Snowflake tackles this issue by separating compute from storage and spinning up independent compute clusters to host ‘virtual data warehouses’ for specific workloads. These virtual data warehouses can be instantly resized according to need or paused entirely, allowing concurrent workloads to run without impacting each other.
Tanimura, who joined Strava from cloud identity management company Okta in February last year, hadn’t worked with Snowflake before, but says she had been pitched by the company in her previous job and had been intrigued by this separation of compute and storage. As a result, she says, she was excited by the prospect to use it in her new job at Strava.

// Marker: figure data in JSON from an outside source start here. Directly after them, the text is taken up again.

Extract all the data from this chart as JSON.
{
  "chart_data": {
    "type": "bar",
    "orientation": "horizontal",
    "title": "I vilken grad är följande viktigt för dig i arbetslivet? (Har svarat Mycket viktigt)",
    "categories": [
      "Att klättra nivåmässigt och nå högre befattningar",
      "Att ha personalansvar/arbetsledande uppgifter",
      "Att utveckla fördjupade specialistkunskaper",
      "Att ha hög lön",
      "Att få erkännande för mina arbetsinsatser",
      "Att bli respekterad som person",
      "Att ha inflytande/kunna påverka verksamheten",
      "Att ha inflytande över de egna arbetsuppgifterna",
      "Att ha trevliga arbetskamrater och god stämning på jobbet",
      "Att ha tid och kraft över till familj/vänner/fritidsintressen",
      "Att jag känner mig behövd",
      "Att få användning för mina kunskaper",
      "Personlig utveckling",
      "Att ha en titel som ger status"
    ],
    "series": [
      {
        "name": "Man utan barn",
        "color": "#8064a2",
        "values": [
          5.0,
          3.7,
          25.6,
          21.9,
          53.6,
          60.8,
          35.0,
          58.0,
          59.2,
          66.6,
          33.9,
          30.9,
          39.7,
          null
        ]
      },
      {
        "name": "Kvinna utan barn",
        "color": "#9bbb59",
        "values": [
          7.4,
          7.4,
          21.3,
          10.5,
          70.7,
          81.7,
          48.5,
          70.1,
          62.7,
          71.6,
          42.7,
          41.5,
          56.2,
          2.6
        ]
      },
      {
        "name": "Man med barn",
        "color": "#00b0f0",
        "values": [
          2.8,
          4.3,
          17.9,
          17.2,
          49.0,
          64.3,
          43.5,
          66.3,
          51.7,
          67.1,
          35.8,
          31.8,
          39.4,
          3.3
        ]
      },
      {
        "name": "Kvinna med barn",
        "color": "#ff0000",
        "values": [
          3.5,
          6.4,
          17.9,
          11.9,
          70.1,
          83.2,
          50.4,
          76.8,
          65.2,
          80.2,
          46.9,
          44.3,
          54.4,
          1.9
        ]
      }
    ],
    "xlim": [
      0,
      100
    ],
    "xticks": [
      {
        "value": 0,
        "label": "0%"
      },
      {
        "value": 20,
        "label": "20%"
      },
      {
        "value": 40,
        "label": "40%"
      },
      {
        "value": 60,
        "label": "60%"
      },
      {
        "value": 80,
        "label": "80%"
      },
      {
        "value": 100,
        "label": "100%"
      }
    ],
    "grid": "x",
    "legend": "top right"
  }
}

The migration between the two systems, which took place between March and June last year, went pretty smoothly, she says. The vast majority of historical data in Redshift was loaded in bulk into Snowflake - although there was some effort ahead of time to clean up data and remove tables, for example, that were no longer used:
But of course, there was the issue that we have data loading constantly from our athletes around the world throughout the day and night - it never stops. So what we did was we ended up loading in parallel to the two platforms for a cutover period, where we were comparing the two to check our stats looked the same on each and so on. Plus we had a consultancy company help us to port our Looker front-end tools to the new warehouse so we could point our reports at it. It was a fairly big effort, but it was team effort.
New features, new efforts
Where that effort leaves Strava, she ways, is in a much better position to use data to bring new services to its app for users - or ‘athletes’, as the company prefers to call them. These include a launching a ‘relative effort’ score in April 2018, which enables them to compare and contrast heart rate metrics from their wearable device across different fitness activities. Data also powers features such as matched runs and rides, which enables runners and cyclists to benchmark themselves against past performance on their most common routes and social features that enable Strava users to connect and compete with each other.
As new features are launched, data discovery holds an important clue into what’s working and what’s not, says Tanimura:
If we put something new out and we see usage below what we expected, then we can go away and think about whether we’re making users aware of this feature, do they need more help using it and so on. It’s about really understanding athletes and what they need and building a great product for them, as well as turning the data that they’re uploading into formats that are visible and engaging.
These product experiences will hopefully inspire customers to greater efforts on the fitness front. They might even help some of us stick to those all-too-slippery New Year’s resolutions.